Y para todos, recubriendo la Res Publica (convertida en Res Privata), la vacua espuma que lo envuelve todo, el sempiterno sonsonete noche y día repetido: libertad y democracia, democracia y libertad… Como si bastara pronunciar tales palabras-talismán para sentirse a salvo, para cubrir de sentido el sinsentido, para colmar de contenido el vacío.

Suena hermosa la invocación a la libertad y a la democracia. Desde luego que lo es. ¿A quién se le ocurriría oponerse a ellas? ¿Quién quisiera abogar por la tiranía?

¿«Vivan las caenas»?... No, en absoluto. ¡Abajo las cadenas!
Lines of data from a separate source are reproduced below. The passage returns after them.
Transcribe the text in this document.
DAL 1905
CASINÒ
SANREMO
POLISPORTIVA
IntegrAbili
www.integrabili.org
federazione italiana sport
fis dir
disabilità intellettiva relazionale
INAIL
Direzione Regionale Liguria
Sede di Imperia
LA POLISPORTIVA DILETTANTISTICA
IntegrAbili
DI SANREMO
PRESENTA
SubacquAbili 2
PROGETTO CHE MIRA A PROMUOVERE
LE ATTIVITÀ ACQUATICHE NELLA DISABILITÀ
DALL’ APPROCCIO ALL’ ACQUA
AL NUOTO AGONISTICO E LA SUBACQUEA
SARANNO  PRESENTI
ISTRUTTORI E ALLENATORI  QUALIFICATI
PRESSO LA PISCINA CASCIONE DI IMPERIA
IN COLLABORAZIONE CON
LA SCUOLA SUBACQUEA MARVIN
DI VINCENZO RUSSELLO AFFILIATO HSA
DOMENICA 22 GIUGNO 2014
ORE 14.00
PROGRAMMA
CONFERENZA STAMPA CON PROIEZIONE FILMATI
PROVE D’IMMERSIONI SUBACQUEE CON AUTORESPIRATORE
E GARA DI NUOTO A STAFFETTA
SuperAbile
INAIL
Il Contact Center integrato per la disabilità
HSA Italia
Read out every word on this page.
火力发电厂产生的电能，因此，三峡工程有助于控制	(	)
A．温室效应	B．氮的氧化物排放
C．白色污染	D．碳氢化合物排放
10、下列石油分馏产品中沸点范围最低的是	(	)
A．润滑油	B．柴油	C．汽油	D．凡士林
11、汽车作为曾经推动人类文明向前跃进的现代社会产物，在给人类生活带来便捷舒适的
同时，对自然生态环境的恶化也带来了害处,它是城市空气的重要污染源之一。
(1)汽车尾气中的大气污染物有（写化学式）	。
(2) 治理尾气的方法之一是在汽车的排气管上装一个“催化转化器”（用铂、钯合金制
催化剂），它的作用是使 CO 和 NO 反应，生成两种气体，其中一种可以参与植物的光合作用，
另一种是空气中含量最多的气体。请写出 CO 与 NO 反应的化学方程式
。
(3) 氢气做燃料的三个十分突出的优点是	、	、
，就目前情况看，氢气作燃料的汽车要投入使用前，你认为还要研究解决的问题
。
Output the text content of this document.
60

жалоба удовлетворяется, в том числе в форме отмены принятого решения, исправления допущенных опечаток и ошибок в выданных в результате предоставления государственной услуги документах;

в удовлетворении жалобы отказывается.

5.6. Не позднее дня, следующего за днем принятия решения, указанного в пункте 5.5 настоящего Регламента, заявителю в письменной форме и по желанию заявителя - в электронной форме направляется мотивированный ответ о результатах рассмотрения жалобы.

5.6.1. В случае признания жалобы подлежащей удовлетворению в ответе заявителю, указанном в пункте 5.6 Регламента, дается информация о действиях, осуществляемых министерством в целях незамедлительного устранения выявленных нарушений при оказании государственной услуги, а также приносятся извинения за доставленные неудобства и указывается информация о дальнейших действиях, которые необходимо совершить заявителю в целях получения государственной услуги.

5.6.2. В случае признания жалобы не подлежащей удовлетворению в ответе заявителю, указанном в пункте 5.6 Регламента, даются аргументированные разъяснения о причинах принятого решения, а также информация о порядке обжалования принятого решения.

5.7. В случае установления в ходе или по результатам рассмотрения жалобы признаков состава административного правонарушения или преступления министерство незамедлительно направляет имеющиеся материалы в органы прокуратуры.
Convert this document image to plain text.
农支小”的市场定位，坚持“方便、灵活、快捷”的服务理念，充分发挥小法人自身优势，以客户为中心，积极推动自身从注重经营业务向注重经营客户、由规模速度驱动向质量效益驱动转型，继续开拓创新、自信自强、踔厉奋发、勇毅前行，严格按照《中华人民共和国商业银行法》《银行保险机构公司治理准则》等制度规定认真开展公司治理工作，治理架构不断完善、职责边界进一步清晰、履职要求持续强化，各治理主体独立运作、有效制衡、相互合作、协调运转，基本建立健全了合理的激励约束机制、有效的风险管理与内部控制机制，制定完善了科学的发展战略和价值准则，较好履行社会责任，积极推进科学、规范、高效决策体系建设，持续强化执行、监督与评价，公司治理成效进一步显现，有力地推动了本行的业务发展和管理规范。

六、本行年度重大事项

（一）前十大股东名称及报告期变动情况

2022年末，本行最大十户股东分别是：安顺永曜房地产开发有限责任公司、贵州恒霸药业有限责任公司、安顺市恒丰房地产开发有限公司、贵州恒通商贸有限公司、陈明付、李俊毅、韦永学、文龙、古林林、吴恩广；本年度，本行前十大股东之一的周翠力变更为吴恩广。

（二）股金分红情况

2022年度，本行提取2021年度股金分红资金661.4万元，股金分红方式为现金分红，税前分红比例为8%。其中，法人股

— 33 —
Haberlas quebrado es nuestro honor, por más que suprimiendo zozobras e inquietudes, las cadenas puedan dar la impresión de que el mundo es cosa firme y asentada; por más que, arropando a los mortales, las cadenas les hagan sentirse menos desnudos y desamparados; por más que sus hierros parezcan dar seguridad al mundo, imprimirle majestad. Como se lo imprimía, por ejemplo, la antigua monarquía absoluta de derecho divino, ésa cuyos súbditos, cuando Fernando VII regresaba a España después de haber entregado el país a Napoleón, lo aclamaban al grito de «¡Vivan las caenas!».

El problema no está ahí.

El problema no está en elegir entre someterse a las cadenas cuya falaz seguridad subyuga (en los dos sentidos de subyugar), o lanzarse a la mar por la que se navega con la cara azotada por el viento, la boca llena del sabor acre del vivir y la clara conciencia de que se puede zozobrar. Si tal fuera el dilema, la opción no ofrecería duda alguna: ¡lanzarse, cualesquiera que sean los riesgos, a navegar en libertad! «Homme libre, tu chériras toujours la mer» [Hombre libre, siempre amarás el mar], nos ordenaba Baudelaire.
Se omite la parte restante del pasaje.